Modeling Calcium Pyrophosphate Crystal Deposition
Mandel, Gretchen S.   
Medical College of Wisconsin, Milwaukee, WI, United States

Calcium pyrophosphate dihydrate (CPPD) deposition disease is characterized by CPPD crystal deposits in articular and fibrocartilage, especially knee minisci. The pathogenesis of cartilage degeneration in this arthritic disease is thought to include an amplification loop; damaged cartilage is predisposed to CPPD crystal deposition which in turn enzymatically or mechanically further damages the cartilage. This research proposal details studies which will use in vitro crystal growth model systems to assess the effect of collagen and the effect of whole meniscus fibrocartilage on the formation and growth of CPPD crystals. We propose to purify type I collagen from rat tail tendons, to prepare gels of native-type collagen fibrils, and to use them in collagen controlled ca and pyrophosphate (PPi) ionic diffusion model systems for CPPD deposition. Ionic diffusion leading to crystal formation will be carried out in two ways: 1) Native collagen gels will be set so that high initial [Ca] (25 mM) at one end of the gel and high initial [PPi] (10 mM) at the other must undergo ionic diffusion before crystallizing at or near physiologic ionic concentrations. 2) CPPD crystallization in native collagen gels will also be studied using constant physiologic [Ca] and [PPi] ionic gradients.
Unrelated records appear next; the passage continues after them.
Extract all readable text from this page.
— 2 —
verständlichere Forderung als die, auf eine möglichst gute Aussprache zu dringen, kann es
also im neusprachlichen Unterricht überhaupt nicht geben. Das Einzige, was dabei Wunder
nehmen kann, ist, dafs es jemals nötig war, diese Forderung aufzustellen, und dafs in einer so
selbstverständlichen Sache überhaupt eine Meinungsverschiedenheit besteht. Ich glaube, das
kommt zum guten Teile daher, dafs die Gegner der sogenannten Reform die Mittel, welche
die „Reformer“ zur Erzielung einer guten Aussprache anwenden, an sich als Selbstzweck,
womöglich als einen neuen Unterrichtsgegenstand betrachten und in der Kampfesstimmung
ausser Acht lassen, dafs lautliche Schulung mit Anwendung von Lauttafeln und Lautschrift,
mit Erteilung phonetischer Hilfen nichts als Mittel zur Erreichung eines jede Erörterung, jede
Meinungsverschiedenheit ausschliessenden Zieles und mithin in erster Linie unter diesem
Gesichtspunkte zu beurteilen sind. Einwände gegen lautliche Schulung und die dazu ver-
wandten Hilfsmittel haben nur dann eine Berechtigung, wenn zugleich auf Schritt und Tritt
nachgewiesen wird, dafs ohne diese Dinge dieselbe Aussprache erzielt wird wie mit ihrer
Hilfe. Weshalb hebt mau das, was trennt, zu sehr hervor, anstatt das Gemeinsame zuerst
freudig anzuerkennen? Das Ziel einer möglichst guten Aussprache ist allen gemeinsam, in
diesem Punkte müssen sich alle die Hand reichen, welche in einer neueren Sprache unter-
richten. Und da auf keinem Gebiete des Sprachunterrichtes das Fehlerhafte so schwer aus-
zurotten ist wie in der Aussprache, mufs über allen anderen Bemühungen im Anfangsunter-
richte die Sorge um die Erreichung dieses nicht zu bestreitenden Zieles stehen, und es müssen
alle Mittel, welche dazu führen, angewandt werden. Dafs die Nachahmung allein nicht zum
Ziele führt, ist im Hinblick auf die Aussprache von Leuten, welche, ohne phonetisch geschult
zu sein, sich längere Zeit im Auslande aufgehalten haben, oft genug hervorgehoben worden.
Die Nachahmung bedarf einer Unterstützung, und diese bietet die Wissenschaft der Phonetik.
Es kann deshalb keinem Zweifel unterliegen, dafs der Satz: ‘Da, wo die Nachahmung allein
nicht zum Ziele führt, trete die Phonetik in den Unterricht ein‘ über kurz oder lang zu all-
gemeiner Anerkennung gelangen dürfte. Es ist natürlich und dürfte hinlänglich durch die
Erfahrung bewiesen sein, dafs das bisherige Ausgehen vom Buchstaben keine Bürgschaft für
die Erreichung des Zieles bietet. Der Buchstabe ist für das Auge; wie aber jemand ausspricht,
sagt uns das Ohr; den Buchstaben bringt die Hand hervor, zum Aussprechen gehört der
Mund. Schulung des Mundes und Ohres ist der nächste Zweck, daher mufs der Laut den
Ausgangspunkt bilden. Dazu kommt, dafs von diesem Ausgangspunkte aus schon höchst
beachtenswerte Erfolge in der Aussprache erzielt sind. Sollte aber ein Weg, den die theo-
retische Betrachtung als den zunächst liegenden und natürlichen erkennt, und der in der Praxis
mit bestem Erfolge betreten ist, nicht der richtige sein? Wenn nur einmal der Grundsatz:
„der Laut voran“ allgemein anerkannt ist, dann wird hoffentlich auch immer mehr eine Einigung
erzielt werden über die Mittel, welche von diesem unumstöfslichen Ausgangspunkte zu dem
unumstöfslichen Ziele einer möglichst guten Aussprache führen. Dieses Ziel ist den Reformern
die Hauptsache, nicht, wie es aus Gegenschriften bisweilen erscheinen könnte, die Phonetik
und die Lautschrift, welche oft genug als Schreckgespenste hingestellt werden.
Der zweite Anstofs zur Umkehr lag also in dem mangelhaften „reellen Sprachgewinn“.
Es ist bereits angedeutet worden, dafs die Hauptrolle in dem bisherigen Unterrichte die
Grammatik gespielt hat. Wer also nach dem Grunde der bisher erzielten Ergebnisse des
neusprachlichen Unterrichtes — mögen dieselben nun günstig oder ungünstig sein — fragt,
We propose to determine if CPPD crystallization is affected by collagen type. In addition to type I collagen isolated from rat tail tendons, we will also purify type II collagen from the sternal cartilage from lathyritic chicks. Using our model system, CPPD crystal growth in these types of collagen will be compared. Further, we propose to determine if CPPD crystals preferentially nucleate on collagen by comparing CPPD crystallization kinetics in the types I and II collagen gels to that in gels composed of biological gelatin, silica gel, and agar. We propose to monitor the role of the intact versus separated cartilage components on CPPD crystal formation and growth by allowing physiological [Ca] and [PPi] solutions to diffuse through and crystallize in intact menisci cores. We also propose to measure crystal turnover during CPPD crystal formation in intact menisci by injection of 45Ca into the growth medium and quantitation of both uptake and release of 45Ca as a function of time.